La tragedia che affligge la Repubblica Democratica del Congo non sembra avere fine. Il Paese è teatro di sanguinosi conflitti dal 1960, anno dell’indipendenza dal Belgio. Da quel momento il Congo non ha mai conosciuto una pace stabile tanto che tra il 1997 e il 2003 è stato teatro di un conflitto passato alla storia come la “Prima Guerra Mondiale africana”, che vide coinvolte otto nazioni africane e 25 gruppi armati, molti dei quali attivi ancora oggi.
La devastazione degli ultimi 50 anni fa pensare alla crisi in Congo come una tra le quattro peggiori crisi in atto nel mondo accanto a Siria, Yemen e Sud Sudan.
Ma a tormentare il paese oltre all’instabilità politica si è aggiunta l’esplosione del virus Ebola (più di 300 i morti accertati e 554 i casi confermati nelle due enormi province del Kivu settentrionale e dell’Ituri) e la diffusione in varie zone del Paese della violenza che sfocia spesso in veri e propri massacri.

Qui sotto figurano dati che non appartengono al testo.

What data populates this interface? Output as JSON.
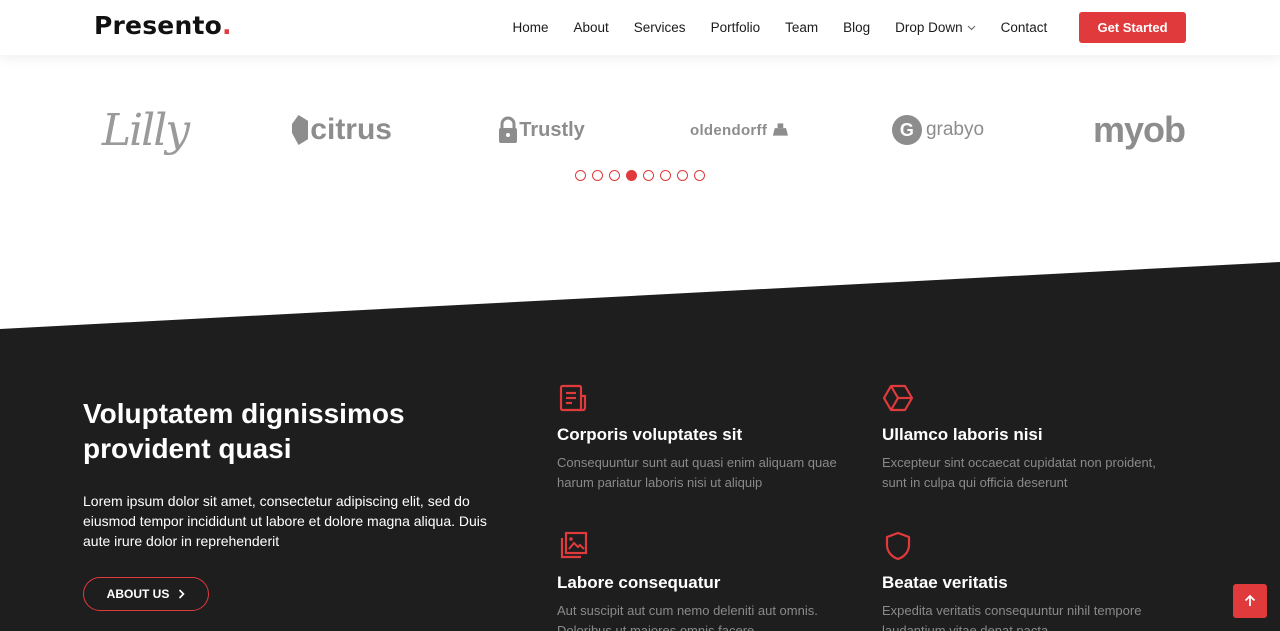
{
  "header": {
    "logo_text": "Presento",
    "logo_dot": ".",
    "nav": [
      {
        "label": "Home"
      },
      {
        "label": "About"
      },
      {
        "label": "Services"
      },
      {
        "label": "Portfolio"
      },
      {
        "label": "Team"
      },
      {
        "label": "Blog"
      },
      {
        "label": "Drop Down"
      },
      {
        "label": "Contact"
      }
    ],
    "cta_label": "Get Started"
  },
  "clients": {
    "logos": [
      "Lilly",
      "citrus",
      "Trustly",
      "oldendorff",
      "grabyo",
      "myob"
    ],
    "carousel_pages": 8,
    "carousel_active_index": 3
  },
  "about": {
    "title": "Voluptatem dignissimos provident quasi",
    "text": "Lorem ipsum dolor sit amet, consectetur adipiscing elit, sed do eiusmod tempor incididunt ut labore et dolore magna aliqua. Duis aute irure dolor in reprehenderit",
    "button_label": "ABOUT US",
    "features": [
      {
        "icon": "receipt-icon",
        "title": "Corporis voluptates sit",
        "desc": "Consequuntur sunt aut quasi enim aliquam quae harum pariatur laboris nisi ut aliquip"
      },
      {
        "icon": "cube-icon",
        "title": "Ullamco laboris nisi",
        "desc": "Excepteur sint occaecat cupidatat non proident, sunt in culpa qui officia deserunt"
      },
      {
        "icon": "images-icon",
        "title": "Labore consequatur",
        "desc": "Aut suscipit aut cum nemo deleniti aut omnis. Doloribus ut maiores omnis facere"
      },
      {
        "icon": "shield-icon",
        "title": "Beatae veritatis",
        "desc": "Expedita veritatis consequuntur nihil tempore laudantium vitae denat pacta"
      }
    ]
  },
  "colors": {
    "accent": "#e03a3c",
    "dark_bg": "#1e1e1e"
  }
}
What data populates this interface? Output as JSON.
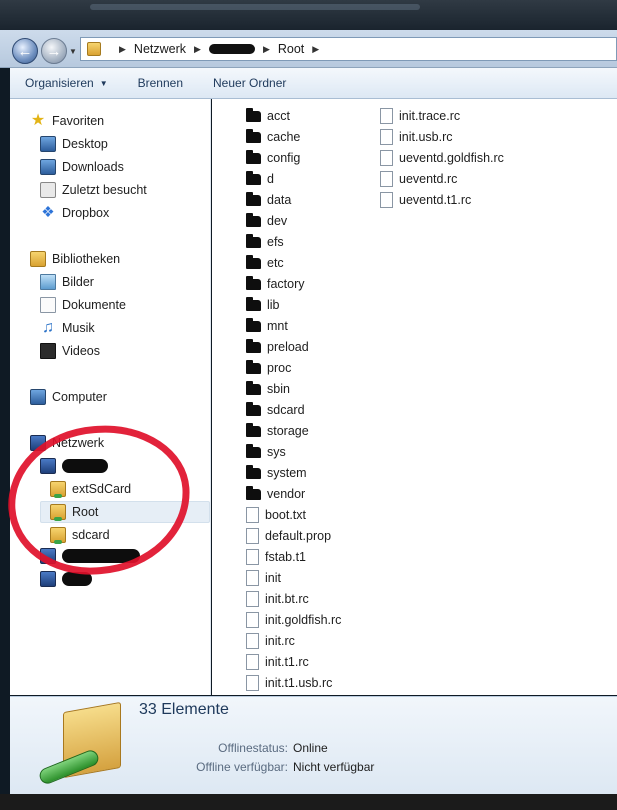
{
  "nav": {
    "breadcrumb": [
      "Netzwerk",
      "Root"
    ]
  },
  "toolbar": {
    "organize": "Organisieren",
    "burn": "Brennen",
    "new_folder": "Neuer Ordner"
  },
  "sidebar": {
    "favorites": {
      "title": "Favoriten",
      "items": [
        "Desktop",
        "Downloads",
        "Zuletzt besucht",
        "Dropbox"
      ]
    },
    "libraries": {
      "title": "Bibliotheken",
      "items": [
        "Bilder",
        "Dokumente",
        "Musik",
        "Videos"
      ]
    },
    "computer": "Computer",
    "network": {
      "title": "Netzwerk",
      "shares": [
        "extSdCard",
        "Root",
        "sdcard"
      ]
    }
  },
  "files": {
    "column1": [
      "acct",
      "cache",
      "config",
      "d",
      "data",
      "dev",
      "efs",
      "etc",
      "factory",
      "lib",
      "mnt",
      "preload",
      "proc",
      "sbin",
      "sdcard",
      "storage",
      "sys",
      "system",
      "vendor",
      "boot.txt",
      "default.prop",
      "fstab.t1",
      "init",
      "init.bt.rc",
      "init.goldfish.rc",
      "init.rc",
      "init.t1.rc",
      "init.t1.usb.rc"
    ],
    "column2": [
      "init.trace.rc",
      "init.usb.rc",
      "ueventd.goldfish.rc",
      "ueventd.rc",
      "ueventd.t1.rc"
    ]
  },
  "details": {
    "count": "33 Elemente",
    "offline_status_label": "Offlinestatus:",
    "offline_status_value": "Online",
    "offline_avail_label": "Offline verfügbar:",
    "offline_avail_value": "Nicht verfügbar"
  }
}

La previsione è che: «La crescente instabilità politica e la gigantesca crisi umanitaria nella Repubblica democratica del Congo daranno origine a una mega-crisi nel continente africano».
Ad affermarlo, Ulrika Blom, direttrice del Consiglio norvegese per i rifugiati nella Repubblica Democratica del Congo, che nei primi giorni di dicembre 2018 ha lanciato l’allarme.
Un avvertimento condiviso anche dal rapporto diffuso dai ricercatori del Centro di monitoraggio dei trasferimenti forzati interni (Idmc), da cui emerge che è il Congo il Paese con il maggior numero di sfollati interni, tanto da superare tutte le altre emergenze in corso a livello mondiale.
Questo primato è il risultato della brutale ondata di violenza iniziata nel 2016, che solo nel 2018 ha costretto oltre 1,7 milioni di persone a lasciare le proprie case.
Lo stesso Papa Francesco dopo la recita dell’Angelus il 30 dicembre ha detto:
“Cari fratelli e sorelle,
Preghiamo insieme per tutti coloro che nella Repubblica Democratica del Congo soffrono per la violenza e per l’Ebola. Preghiamo anche affinché nel Paese le elezioni si svolgano in un clima di pace e rispetto”.
Appello che non è però stato ascoltato dalle autorità visto che da lì a poco sarebbe stato proclamato il blocco delle connessioni ad Internet, l’invio dei messaggi Sms e il rinvio della pubblicazione dei risultati elettorali. Tutte decisioni che hanno incrementato la violenza, visto il timore che l’attuale presidente Kabila possa voler mantenere ancora il potere.